Но вопрос был уже решен.
Не содрогнувшись и не снижая общего тона, я начал свертывание коллектива. Нужно было как можно скорее вывести из колонии моих друзей. Это было необходимо и для того, чтобы не подвергать их испытанию при новых порядках, и для того, чтобы не оставить в колонии никаких очагов протеста.
Заявление об уходе я подал Юрьеву на другой же день. Он задумался, молча пожал мне руку. Когда я уже уходил от него, он спохватился:
— Постойте!.. А как же… Горький приезжает.
— Неужели вы думаете, что я позволю кому‑либо принять Горького вместо меня?
— Вот‑вот…
Он забегал по кабинету и забормотал:
— К черту!.. К чертовой матери!..
— Чего это?
— Ухожу к чертовой матери.
Я оставил его в этом благом намерении. Он догнал меня в коридоре:
— Голубчик, Антон Семенович, вам тяжело, правда?

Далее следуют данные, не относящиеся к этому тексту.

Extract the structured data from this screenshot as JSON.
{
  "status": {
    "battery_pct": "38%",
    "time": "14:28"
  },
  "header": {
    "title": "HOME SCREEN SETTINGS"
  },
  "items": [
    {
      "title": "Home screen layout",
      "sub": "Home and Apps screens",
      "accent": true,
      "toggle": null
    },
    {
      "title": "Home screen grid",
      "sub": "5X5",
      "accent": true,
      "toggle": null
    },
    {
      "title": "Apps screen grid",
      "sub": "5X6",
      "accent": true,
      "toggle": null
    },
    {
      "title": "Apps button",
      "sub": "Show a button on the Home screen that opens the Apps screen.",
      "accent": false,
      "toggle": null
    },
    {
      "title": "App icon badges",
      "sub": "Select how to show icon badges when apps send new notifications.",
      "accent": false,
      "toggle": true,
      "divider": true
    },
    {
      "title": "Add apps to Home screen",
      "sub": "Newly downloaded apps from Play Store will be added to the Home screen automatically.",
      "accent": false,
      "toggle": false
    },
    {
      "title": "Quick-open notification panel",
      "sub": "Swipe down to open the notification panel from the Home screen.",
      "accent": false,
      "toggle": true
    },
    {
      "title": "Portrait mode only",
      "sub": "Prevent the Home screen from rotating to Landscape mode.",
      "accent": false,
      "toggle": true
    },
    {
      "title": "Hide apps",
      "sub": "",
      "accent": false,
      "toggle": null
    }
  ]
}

— Ну, вот тебе раз! — засмеялся я. — Чего это вы? Ах, интеллигент!.. Так я уезжаю из колонии в день отьезда Горького. Заведование сдам Журбину, а вы, как хотите там…
— Так…
В колонии я о своем уходе никому не сказал, и Юрьев дал слово молчать.
Я бросился на заводы, к шефам, к чекистам. Так как вопрос о выпуске колонистов стоял уже давно, мои действия никого в колонии не удивили. Пользуясь помощью друзей, я почти без труда устроил для горьковцев рабочие места на харьковских заводах и квартиры в городе. Екатерина Григорьевна и Гуляева позаботились о небольшом приданом, в этом деле они уже имели опыт. До приезда Горького оставалось два месяца, времени было достаточно.
Один за другим уходили в жизнь старики. Они прощались с нами со слезами разлуки, но без горя: мы еще будем встречаться. Провожали их с почетными караулами и музыкой, при развернутом горьковском знамени. Так ушли Таранец, Волохов, Гуд, Леший, Галатенко, Федоренко, Корыто, Алеша и Жорка Волковы, Лапоть, Кудлатый, Ступицын, Сорока и многие другие. Кое‑кого, сговорившись с Ковалем, мы оставили в колонии на платной службе, чтобы не лишать колонию верхушки. Кто готовится на рабфак, тех до осени я перевел в коммуну Дзержинского. Воспитательный коллектив должен был остаться в колонии на некоторое время, чтобы не создавать паники. Только Коваль не остался и, не ожидая конца, ушел в район.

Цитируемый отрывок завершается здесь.